The North Atlantic Treaty Organization (NATO) is the world’s largest and most powerful intergovernmental military alliance, encompassing 30 European and North American countries who participate in mutual defense in response to an attack by an external party.
In June, NATO released two new security documents: the Brussels Summit Communique and a Climate Change and Security Action Plan. Together, these documents affirm NATO’s approach to climate change, recognizing it as a ‘threat multiplier,’ a term used to describe the ways in which climate change exacerbates conflict and insecurity.
The Climate Change and Security Action Plan asserts the role of climate change in political fragility, conflict, displacement and migration. Thus, the short plan spells out general actions NATO will incorporate into its defense and security planning on climate awareness, climate adaptation, mitigation and international cooperation and outreach. In addition, the bloc will be assessing the feasibility of reaching net-zero emissions by 2050.
There are no public statistics on NATO’S exact contributions to climate change. Most militaries within NATO remain exempt from reporting their emissions, and therefore their emissions remain difficult to quantify despite decades of calls to report. However, NATO’s largest military contributing country, the United States’ Department of Defense, is the world’s largest institutional emitter of greenhouse gasses, and its military emissions alone are higher than many industrialized country’s total emissions. So a Biden administration plan to increase defense spending even over the previous administration, is not only incredibly alarming, but runs counter to robust climate action plans.
Even though NATO’s exact footprint cannot be calculated, one can conclude its historical harm has been great by creating or exacerbating vulnerabilities by consistently being party to longstanding security and conflict scenarios.
The International Committee of the Red Cross notes two important points in this respect: 12 of the 20 countries most vulnerable to climate change are also in conflict, and conflict and certain means of warfare can cause harm to natural and built environments. Military attacks can lead to soil, water, air and land contamination, and the indirect effects of conflict can result in further environmental degradation. All of this can lead to, and has in many circumstances, led or contributed to reducing institutional capacity to protect the environment, large-scale displacement and natural resource exploitation to sustain conflicts, such as in Syria where Dr. Marcus King documented water weaponization by actors.

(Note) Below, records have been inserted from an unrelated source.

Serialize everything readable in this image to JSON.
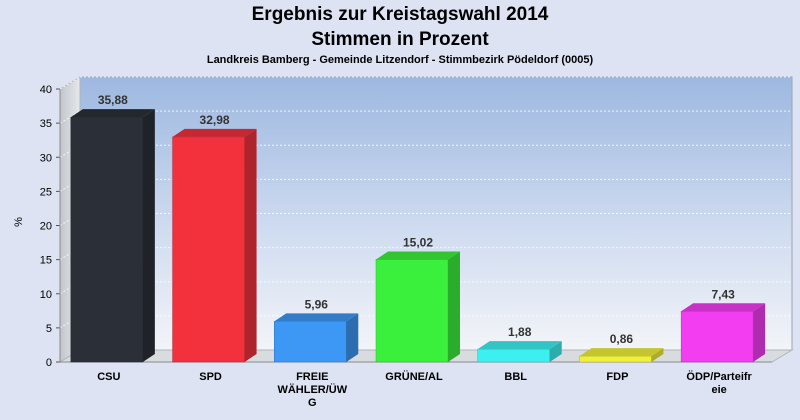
{
  "chart_data": {
    "type": "bar",
    "title": "Ergebnis zur Kreistagswahl 2014",
    "subtitle": "Stimmen in Prozent",
    "subsubtitle": "Landkreis Bamberg - Gemeinde Litzendorf - Stimmbezirk Pödeldorf (0005)",
    "ylabel": "%",
    "xlabel": "",
    "ylim": [
      0,
      40
    ],
    "yticks": [
      0,
      5,
      10,
      15,
      20,
      25,
      30,
      35,
      40
    ],
    "grid": true,
    "categories": [
      [
        "CSU"
      ],
      [
        "SPD"
      ],
      [
        "FREIE",
        "WÄHLER/ÜW",
        "G"
      ],
      [
        "GRÜNE/AL"
      ],
      [
        "BBL"
      ],
      [
        "FDP"
      ],
      [
        "ÖDP/Parteifr",
        "eie"
      ]
    ],
    "values": [
      35.88,
      32.98,
      5.96,
      15.02,
      1.88,
      0.86,
      7.43
    ],
    "value_labels": [
      "35,88",
      "32,98",
      "5,96",
      "15,02",
      "1,88",
      "0,86",
      "7,43"
    ],
    "colors": [
      "#2b2f38",
      "#f2313d",
      "#3d97f5",
      "#3bf03c",
      "#3cf0f0",
      "#f0f03a",
      "#f23df0"
    ]
  }
}
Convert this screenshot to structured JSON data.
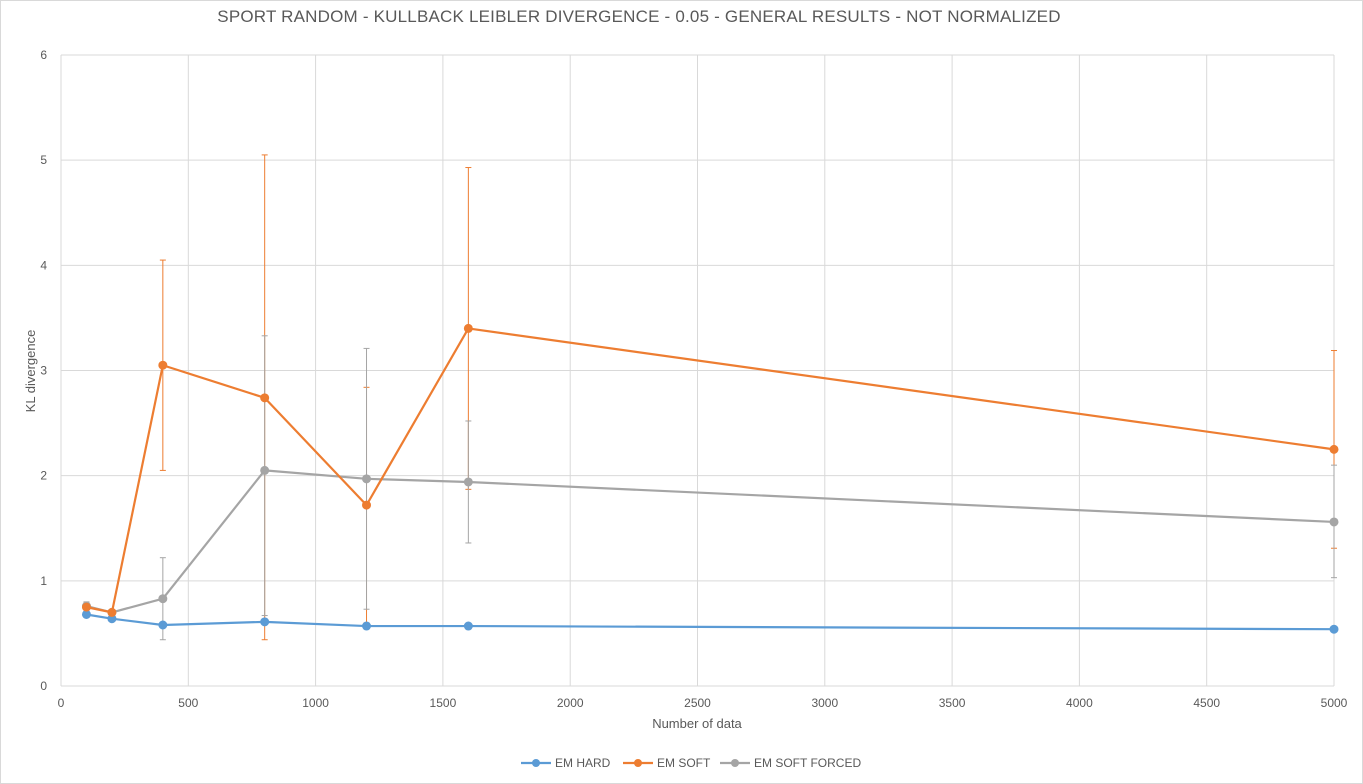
{
  "chart_data": {
    "type": "line",
    "title": "SPORT RANDOM - KULLBACK LEIBLER DIVERGENCE - 0.05 - GENERAL RESULTS - NOT NORMALIZED",
    "xlabel": "Number of data",
    "ylabel": "KL divergence",
    "xlim": [
      0,
      5000
    ],
    "ylim": [
      0,
      6
    ],
    "x_ticks": [
      0,
      500,
      1000,
      1500,
      2000,
      2500,
      3000,
      3500,
      4000,
      4500,
      5000
    ],
    "y_ticks": [
      0,
      1,
      2,
      3,
      4,
      5,
      6
    ],
    "grid": true,
    "legend_position": "bottom",
    "series": [
      {
        "name": "EM HARD",
        "color": "#5b9bd5",
        "x": [
          100,
          200,
          400,
          800,
          1200,
          1600,
          5000
        ],
        "y": [
          0.68,
          0.64,
          0.58,
          0.61,
          0.57,
          0.57,
          0.54
        ],
        "error_low": [
          0.68,
          0.64,
          0.58,
          0.61,
          0.57,
          0.57,
          0.54
        ],
        "error_high": [
          0.68,
          0.64,
          0.58,
          0.61,
          0.57,
          0.57,
          0.54
        ]
      },
      {
        "name": "EM SOFT",
        "color": "#ed7d31",
        "x": [
          100,
          200,
          400,
          800,
          1200,
          1600,
          5000
        ],
        "y": [
          0.75,
          0.7,
          3.05,
          2.74,
          1.72,
          3.4,
          2.25
        ],
        "error_low": [
          0.71,
          0.68,
          2.05,
          0.44,
          0.6,
          1.87,
          1.31
        ],
        "error_high": [
          0.79,
          0.72,
          4.05,
          5.05,
          2.84,
          4.93,
          3.19
        ]
      },
      {
        "name": "EM SOFT FORCED",
        "color": "#a5a5a5",
        "x": [
          100,
          200,
          400,
          800,
          1200,
          1600,
          5000
        ],
        "y": [
          0.76,
          0.7,
          0.83,
          2.05,
          1.97,
          1.94,
          1.56
        ],
        "error_low": [
          0.72,
          0.68,
          0.44,
          0.67,
          0.73,
          1.36,
          1.03
        ],
        "error_high": [
          0.8,
          0.72,
          1.22,
          3.33,
          3.21,
          2.52,
          2.1
        ]
      }
    ]
  }
}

NATO is correct to outline climate change as a destabilizing force, however, for us, it is of concern that many military actors, including NATO, characterize migration and displacement as part of that instability and thus approach this as an issue of traditional security instead of human security and protection.
For sure, sudden large-scale displacement arising from conflict is destabilizing, most of all for the refugees experiencing it. However, it is paramount that the security sector distinguish that it is not migrants and refugees that are destabilizing the world. In fact, it is the historic contribution to climate change and failure of states to tackle climate change - where 70% of the effects are felt in fragile countries - that are exacerbating vulnerabilities and thus contributing to the multiple drivers that are increasing displacement and forced migration around the world.
In a world where over 82.4 million people are now forcibly displaced - that is over 1% of the global population - failed climate finance pledges to help affected countries adapt, closed borders and increasing securitized responses, a function NATO will no doubt continue to play a role in implementing, is tantamount to failure to prevent and protect the unfair and disproportionate victims of rich, industrialized nations.